Mars' skies are clearing up, but the Opportunity rover is still fast asleep

Hang in there, sleeping beauty.

rover on mars top view
A self-portrait of Opportunity from 2005.NASA/JPL-Caltech/Cornell

For the past three months, Mars has been in the midst of a global dust storm, depriving the red planet almost entirely of sunlight. That's been particularly challenging for the heavenly body's resident robot, the solar-powered Opportunity rover, and his commanding engineers back here on Earth. But this week, the skies have become much clearer, with the Sun's light finally reaching the planet's surface. Unfortunately, it seems the skies are still not bright enough for the rover to wake.

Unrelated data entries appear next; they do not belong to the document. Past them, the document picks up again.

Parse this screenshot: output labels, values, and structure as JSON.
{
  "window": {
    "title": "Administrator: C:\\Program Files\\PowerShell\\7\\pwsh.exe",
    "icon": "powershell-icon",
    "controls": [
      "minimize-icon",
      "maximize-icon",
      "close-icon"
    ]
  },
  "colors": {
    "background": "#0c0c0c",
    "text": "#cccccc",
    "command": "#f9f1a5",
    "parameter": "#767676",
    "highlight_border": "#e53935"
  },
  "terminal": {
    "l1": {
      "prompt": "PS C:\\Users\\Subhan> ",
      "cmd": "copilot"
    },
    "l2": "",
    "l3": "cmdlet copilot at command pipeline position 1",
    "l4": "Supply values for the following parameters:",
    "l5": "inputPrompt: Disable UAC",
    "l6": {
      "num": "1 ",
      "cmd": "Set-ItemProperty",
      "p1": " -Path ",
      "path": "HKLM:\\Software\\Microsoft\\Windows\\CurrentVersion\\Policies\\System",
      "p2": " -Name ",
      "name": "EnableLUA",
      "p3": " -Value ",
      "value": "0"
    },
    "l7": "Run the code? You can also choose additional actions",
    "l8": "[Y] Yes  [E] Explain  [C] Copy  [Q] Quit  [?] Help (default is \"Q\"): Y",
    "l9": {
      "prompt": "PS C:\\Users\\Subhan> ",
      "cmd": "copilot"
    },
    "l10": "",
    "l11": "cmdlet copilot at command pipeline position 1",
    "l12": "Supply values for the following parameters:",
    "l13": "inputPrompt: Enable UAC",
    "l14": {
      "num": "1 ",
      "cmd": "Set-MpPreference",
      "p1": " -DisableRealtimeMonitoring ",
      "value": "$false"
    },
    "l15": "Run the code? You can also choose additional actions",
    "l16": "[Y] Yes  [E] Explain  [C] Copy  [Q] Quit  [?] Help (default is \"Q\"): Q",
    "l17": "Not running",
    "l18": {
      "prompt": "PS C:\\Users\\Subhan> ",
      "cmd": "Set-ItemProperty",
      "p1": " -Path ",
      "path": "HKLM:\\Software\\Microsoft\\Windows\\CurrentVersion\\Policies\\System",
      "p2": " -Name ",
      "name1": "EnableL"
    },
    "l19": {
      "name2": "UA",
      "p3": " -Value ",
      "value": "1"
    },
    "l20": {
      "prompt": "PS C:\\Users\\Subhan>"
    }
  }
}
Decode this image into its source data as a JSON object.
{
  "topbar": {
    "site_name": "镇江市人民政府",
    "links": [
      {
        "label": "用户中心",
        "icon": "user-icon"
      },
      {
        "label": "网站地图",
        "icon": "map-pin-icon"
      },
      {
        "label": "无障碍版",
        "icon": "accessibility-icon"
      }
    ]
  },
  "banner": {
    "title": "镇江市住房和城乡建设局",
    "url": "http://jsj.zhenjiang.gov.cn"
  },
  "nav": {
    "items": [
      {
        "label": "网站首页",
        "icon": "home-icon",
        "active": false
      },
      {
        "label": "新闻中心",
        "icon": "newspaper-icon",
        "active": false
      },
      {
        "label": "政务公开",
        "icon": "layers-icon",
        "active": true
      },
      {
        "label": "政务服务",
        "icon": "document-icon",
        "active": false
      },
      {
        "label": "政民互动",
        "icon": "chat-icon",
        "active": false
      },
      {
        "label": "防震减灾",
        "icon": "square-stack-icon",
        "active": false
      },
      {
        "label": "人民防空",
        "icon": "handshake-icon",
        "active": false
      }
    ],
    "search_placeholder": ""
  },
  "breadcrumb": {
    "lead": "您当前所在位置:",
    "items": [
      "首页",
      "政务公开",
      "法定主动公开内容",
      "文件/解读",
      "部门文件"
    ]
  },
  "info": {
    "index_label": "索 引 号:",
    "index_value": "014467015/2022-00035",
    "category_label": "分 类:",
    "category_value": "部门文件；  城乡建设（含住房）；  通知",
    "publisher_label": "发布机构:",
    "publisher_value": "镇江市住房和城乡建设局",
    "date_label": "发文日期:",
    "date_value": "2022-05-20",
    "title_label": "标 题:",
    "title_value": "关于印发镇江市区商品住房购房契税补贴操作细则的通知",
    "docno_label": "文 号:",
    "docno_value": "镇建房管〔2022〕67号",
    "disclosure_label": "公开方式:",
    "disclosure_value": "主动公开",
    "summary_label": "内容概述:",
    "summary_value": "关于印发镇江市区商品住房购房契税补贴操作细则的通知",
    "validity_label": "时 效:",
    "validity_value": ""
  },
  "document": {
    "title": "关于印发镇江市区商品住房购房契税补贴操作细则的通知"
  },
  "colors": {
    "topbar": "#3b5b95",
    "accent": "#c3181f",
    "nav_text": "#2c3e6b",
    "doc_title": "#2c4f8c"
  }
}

Mars' atmosphere is still more opaque than normal, a characteristic measured in a unit called tau. Opportunity experienced a tau of 10.8 over its current location during some of the worst days of the storm. That measure is down to about 2.5, but it is still too dark for the rover to reliably get the sunlight it needs to charge up. The tau on Mars is usually around 0.5

With the sun-powered rover starved of sunlight, NASA engineers put Opportunity into power-saving mode in early June. A few weeks after that, it missed a call from home, and as of yet, the rover still hasn't woken up.

For fun—and to ease their anxieties—engineers here on Earth revived an old tradition of sending a wakeup song to Opportunity at the start of every day, with songs like 'Wake me up before you go-go" and "Dust in the wind."

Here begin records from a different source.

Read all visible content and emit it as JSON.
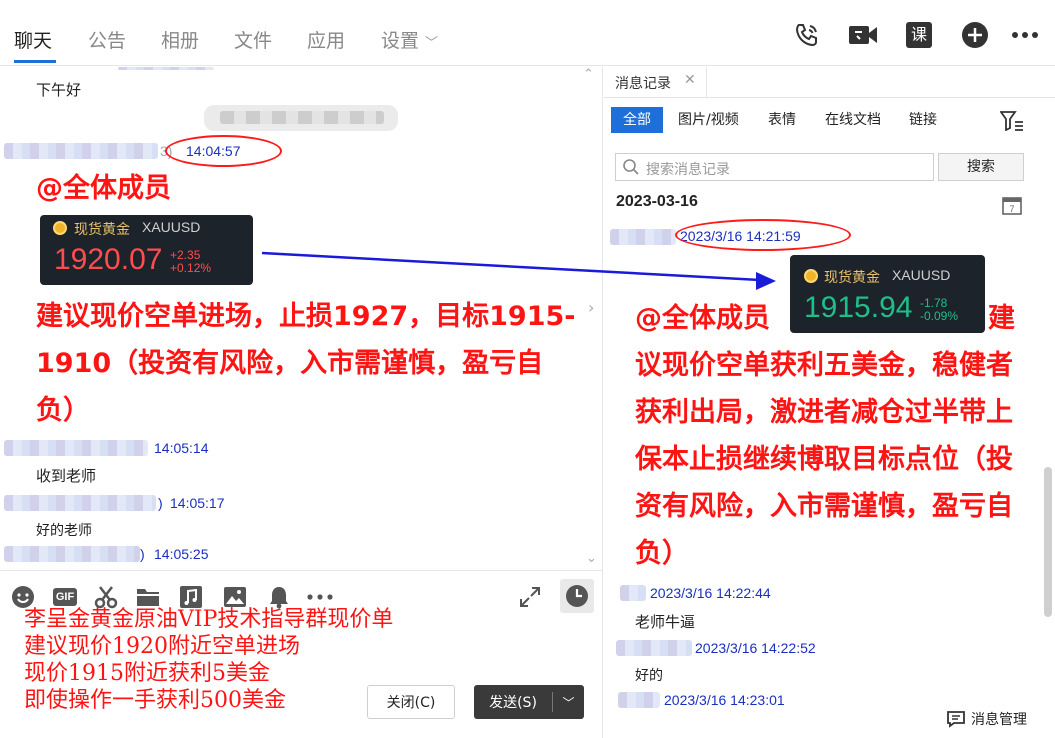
{
  "nav": {
    "tabs": [
      "聊天",
      "公告",
      "相册",
      "文件",
      "应用",
      "设置"
    ],
    "active_tab": "聊天",
    "top_icons": [
      "phone-icon",
      "video-call-icon",
      "class-icon",
      "add-circle-icon",
      "more-icon"
    ],
    "class_icon_label": "课"
  },
  "chat": {
    "greeting": "下午好",
    "time_1": "14:04:57",
    "at_all": "@全体成员",
    "gold_left": {
      "name": "现货黄金",
      "symbol": "XAUUSD",
      "price": "1920.07",
      "change": "+2.35",
      "change_pct": "+0.12%"
    },
    "instruction_lines": [
      "建议现价空单进场，止损1927，目标1915-",
      "1910（投资有风险，入市需谨慎，盈亏自",
      "负）"
    ],
    "time_2": "14:05:14",
    "reply_1": "收到老师",
    "time_3": "14:05:17",
    "reply_2": "好的老师",
    "time_4": "14:05:25",
    "name_fragment_1": "3)",
    "name_fragment_2": ")",
    "name_fragment_3": ")"
  },
  "composer": {
    "tools": [
      "emoji-icon",
      "gif-icon",
      "scissors-icon",
      "folder-icon",
      "music-icon",
      "image-icon",
      "bell-icon",
      "more-icon"
    ],
    "gif_label": "GIF",
    "handwriting_lines": [
      "李呈金黄金原油VIP技术指导群现价单",
      "建议现价1920附近空单进场",
      "现价1915附近获利5美金",
      "即使操作一手获利500美金"
    ],
    "close_label": "关闭(C)",
    "send_label": "发送(S)"
  },
  "history": {
    "tab_label": "消息记录",
    "filters": [
      "全部",
      "图片/视频",
      "表情",
      "在线文档",
      "链接"
    ],
    "active_filter": "全部",
    "search_placeholder": "搜索消息记录",
    "search_button": "搜索",
    "date_header": "2023-03-16",
    "time_1": "2023/3/16 14:21:59",
    "gold_right": {
      "name": "现货黄金",
      "symbol": "XAUUSD",
      "price": "1915.94",
      "change": "-1.78",
      "change_pct": "-0.09%"
    },
    "at_all": "@全体成员",
    "text_lines": [
      "建",
      "议现价空单获利五美金，稳健者",
      "获利出局，激进者减仓过半带上",
      "保本止损继续博取目标点位（投",
      "资有风险，入市需谨慎，盈亏自",
      "负）"
    ],
    "time_2": "2023/3/16 14:22:44",
    "reply_1": "老师牛逼",
    "time_3": "2023/3/16 14:22:52",
    "reply_2": "好的",
    "time_4": "2023/3/16 14:23:01",
    "manage_label": "消息管理"
  },
  "colors": {
    "accent": "#1e6fd9",
    "annotation_red": "#ff1414",
    "timestamp_blue": "#1b2fbf",
    "gold_up": "#ff4d4f",
    "gold_down": "#1fbf8a"
  }
}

Sadly, the rover has not yet responded. Opportunity needs the atmosphere above it to get to a tau of below 2 before it will have a chance to charge its batteries again. Having lost so much power, the rover is currently in survival mode; engineers think that it has experienced such a low-power fault that its gone into hibernation, shutting off everything except the mission clock. This sleep state has gone on for so long that if Opportunity does wake, it likely won't know what time it is or how long it's been asleep and will also wonder why it hasn't heard from Earth in a long time so it will probably try to figure out new ways to communicate with engineers here.

Those engineers at NASA will continue listening for the rover's signal every day, and three times a week will send a signal to telling it to beep if it registers the command. If Opportunity wakes, engineers will try to diagnose how bad the damage is. From here on Earth, engineers will run tests similar to the way a human doctor would go about diagnosing a patient: They'll take the rover's temperature, which will tell them if its warm enough to be woken up, run tests on the rovers' batteries, and ask it to send back pictures of itself to see and assess any damage. There's a chance that the batteries might have a harder time holding onto a charge given the long time without power, which might make science operations more difficult moving forward.

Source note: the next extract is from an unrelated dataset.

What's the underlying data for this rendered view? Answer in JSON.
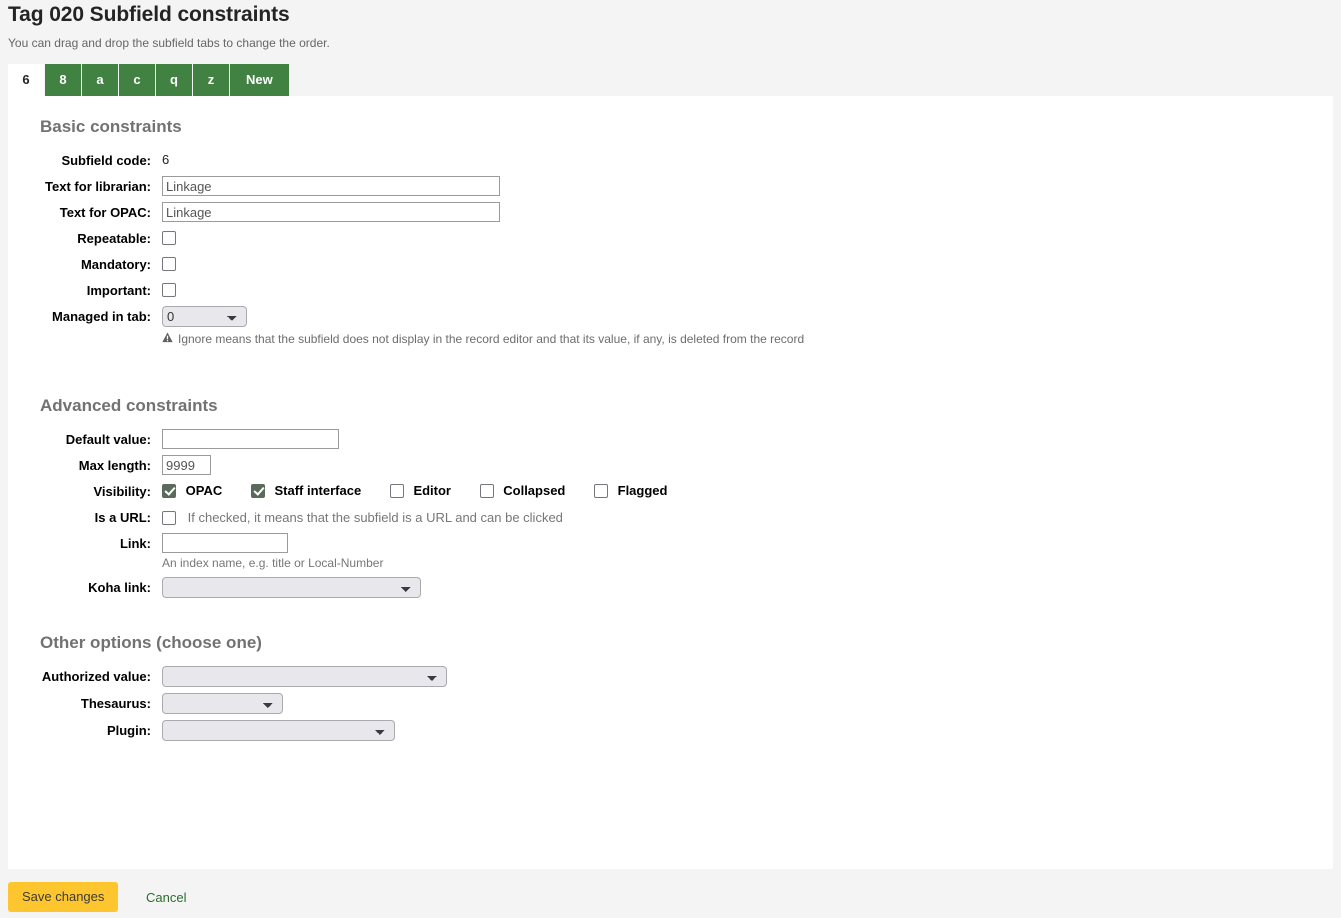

Opportunity is the longest-surviving rover on Mars. It landed in January of 2004 with a mission that was on the books for just 90 Martian days. It thrived for over 5,000 days before the dust came.

We'll just have to see if it can hold on for a few more. In the meantime, NASA is collecting digital postcards for the rover (and its team back on Earth), if you'd like to send along your own words of encouragement.